Let’s start with my “Bigger Number Better” mistake, which gave me a performance boost with my 7950X but was detrimental to my 9950X performance. I am running a RAM speed of 6200 MT/s with an FCLK of 2167 with my 9950X, and here is the PyPrime result:
I looked at the Anandtech specs for the RAM, and they were running 5600MT/s RAM, and I am pretty damned sure that the FCLK in the BIOS defaulted to 2000 instead of 1867.
This would I think account for the strange latencies that they were getting compared to a 7950X.
Are you talking about the cross-CCD latencies?
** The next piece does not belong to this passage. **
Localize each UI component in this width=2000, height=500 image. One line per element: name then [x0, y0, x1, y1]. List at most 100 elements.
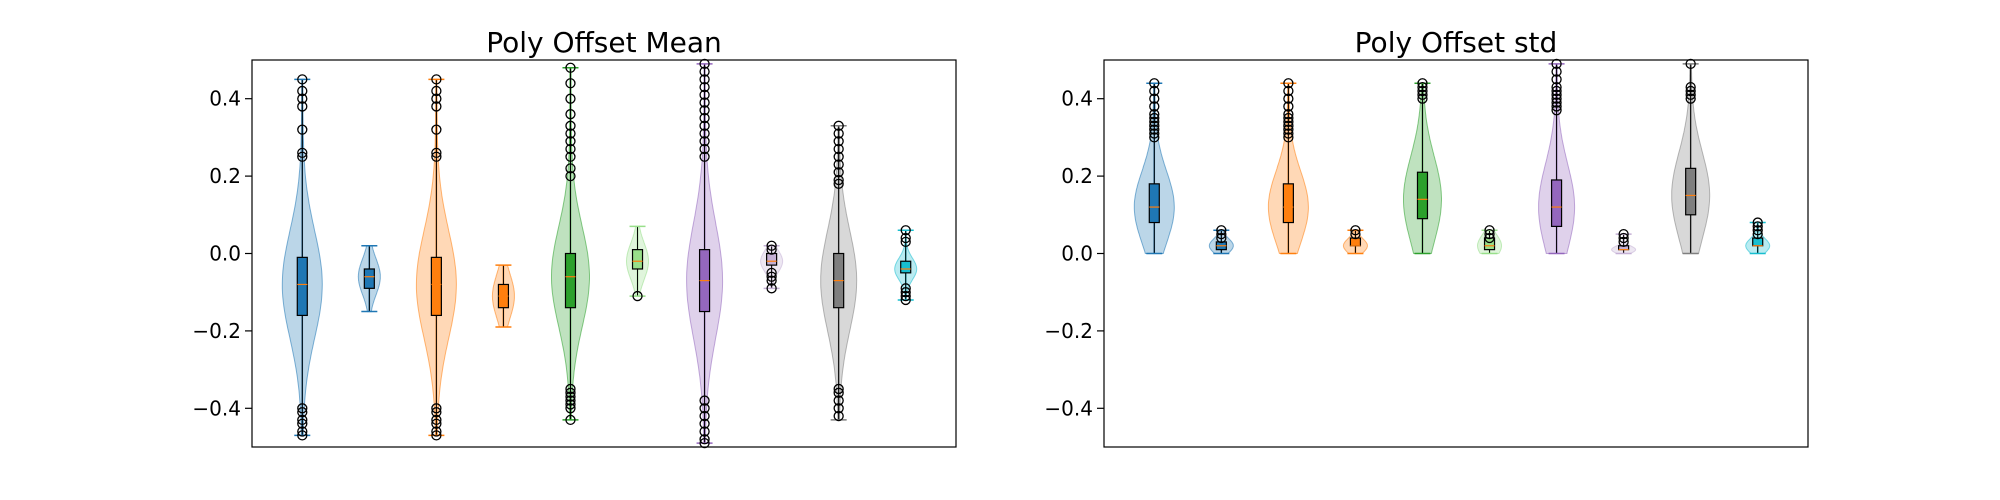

Those don’t have anything to do with the RAM frequencies, and I believe the FCLK impact on it doesn’t explain at all the higher latency that happened from Zen 4 to Zen 5.
To measure cross-CCD latencies, you can use a tool like this one:
Anyhow, seems like AMD already released a fix for this within their firmware:
Again, the thest you ran is not measuring cross CCD latency whatsoever.
I gave you the proper tool to measure it. If your idea is correct, you could simply make use of it and see the latencies increasing/decreasing as you make those changes you mentioned.